The 600-member CDAM, which exists to represent the interest of criminal defense attorneys around the state, includes in its mission to “guard against erosion of the rights and privileges guaranteed by the United States and Michigan Constitutions and laws.” In an official statement, CDAM’s Amicus Committee Chair and Ann Arbor attorney John Minock says, “As an organization of defense attorneys, this judicial misconduct goes to the core of our mission. Forbidding an attorney to advise a client to invoke her or his rights guaranteed by the Constitution undermines the justice system and makes it impossible for defense attorneys to do their job.”

The Ottawa County Bar Association’s participation resulted from the fact it “has a strong interest in ensuring the fair administration of justice, including the respectful treatment by, and of, the bench, the bar, and litigants in that process.”  Attorney Kurt Bauer of Holland signed on behalf of the Ottawa County Bar.

ACLU’s local attorney, Miriam Aukerman, adds, “This case highlights the importance of effective criminal defense advocacy. Defense attorneys should not go to jail simply for defending the rights of their clients.”

She notes, “Procedurally, this is like any other appeal in a criminal case. And the prosecutor can elect to defend the contempt conviction.”

However, Keeley Heath says that they have not received a response brief, which she takes as confirmation of the unofficial response from the Ottawa County Prosecutor’s office staff at the beginning of the case that they were not going to get involved. She surmises that the judge may issue a decision right after oral arguments on Monday.
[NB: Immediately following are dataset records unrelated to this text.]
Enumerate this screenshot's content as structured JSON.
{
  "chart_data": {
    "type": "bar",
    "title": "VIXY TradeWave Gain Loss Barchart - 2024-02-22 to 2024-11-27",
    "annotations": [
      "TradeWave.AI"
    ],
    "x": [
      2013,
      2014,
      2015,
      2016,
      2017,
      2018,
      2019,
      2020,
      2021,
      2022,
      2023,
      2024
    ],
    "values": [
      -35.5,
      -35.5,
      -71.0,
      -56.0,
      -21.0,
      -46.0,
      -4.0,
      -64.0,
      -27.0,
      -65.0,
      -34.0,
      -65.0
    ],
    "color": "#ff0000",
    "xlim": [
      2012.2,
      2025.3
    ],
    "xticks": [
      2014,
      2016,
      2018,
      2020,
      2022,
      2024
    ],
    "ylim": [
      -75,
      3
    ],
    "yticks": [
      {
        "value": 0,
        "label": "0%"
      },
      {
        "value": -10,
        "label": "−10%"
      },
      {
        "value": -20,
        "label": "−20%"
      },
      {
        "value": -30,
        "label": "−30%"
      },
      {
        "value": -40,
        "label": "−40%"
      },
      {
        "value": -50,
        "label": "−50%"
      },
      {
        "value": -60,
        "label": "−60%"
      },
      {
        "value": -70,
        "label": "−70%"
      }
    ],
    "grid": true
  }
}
Millard, a Stanton native who graduated from Central Montcalm High School and Central Michigan University before receiving a scholarship to Barry University Dwayne O. Andreas School of Law in Orlando, Fla. (who also interned for t0he Chief Judge Suzanne Hoseth-Kreeger, of the Montcalm/Ionia County 8th Circuit Court), was filling in for Heath at the proceedings which resulted in his contempt citation.

Heath, still concerned about her client, says, “The underlying case with the MIP is still in limbo.”
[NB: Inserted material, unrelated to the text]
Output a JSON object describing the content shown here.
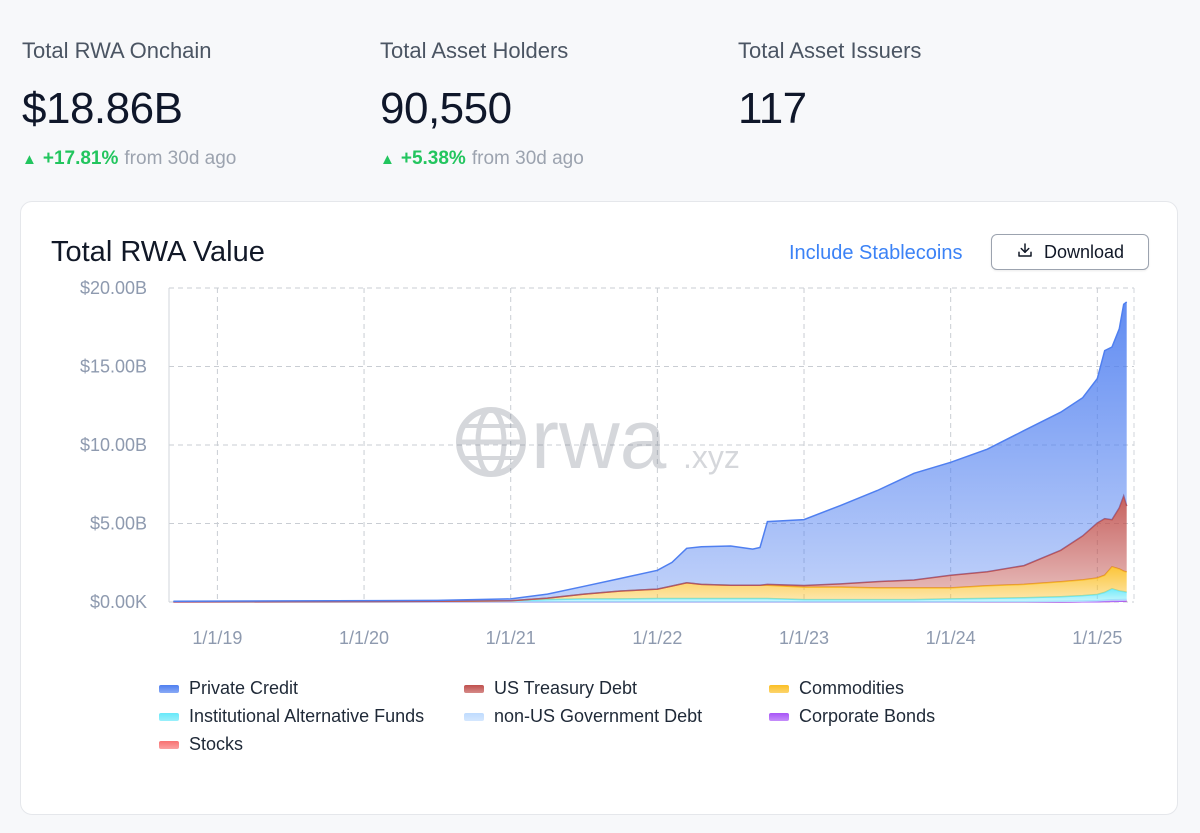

About Monday’s considerations, Heath comments, “What [Judge Post] did was a pretty serious thing —he put a young attorney’s license in jeopardy by giving him a criminal conviction. Listening to the transcripts, we really think that Scott just did everything exactly the way that he should.”

She says that, pending receiving some additional transcripts, the firm intends to file a Writ of Superintending Control concerning some of Judge Kenneth Post’s practices in MIP cases. The firm is in the process of gathering evidence for that motion.

Post had already received extensive news coverage from WOOD-TV for his refusal to order diversion programs in first-time alcohol-use convictions. The 2008 story unflatteringly referred to him as “The MIP Hanging Judge.”

In addition, Heath’s firm has filed a complaint with the Judicial Tenure Commission. She says that if the commission declines to pursue the complaint publicly, there is nothing requiring them to tell the filers why.

“I think it is a pretty egregious thing that the judge did,” Heath says, “so I hope the JTC takes action on it.”

Post did not return calls asking for his comments.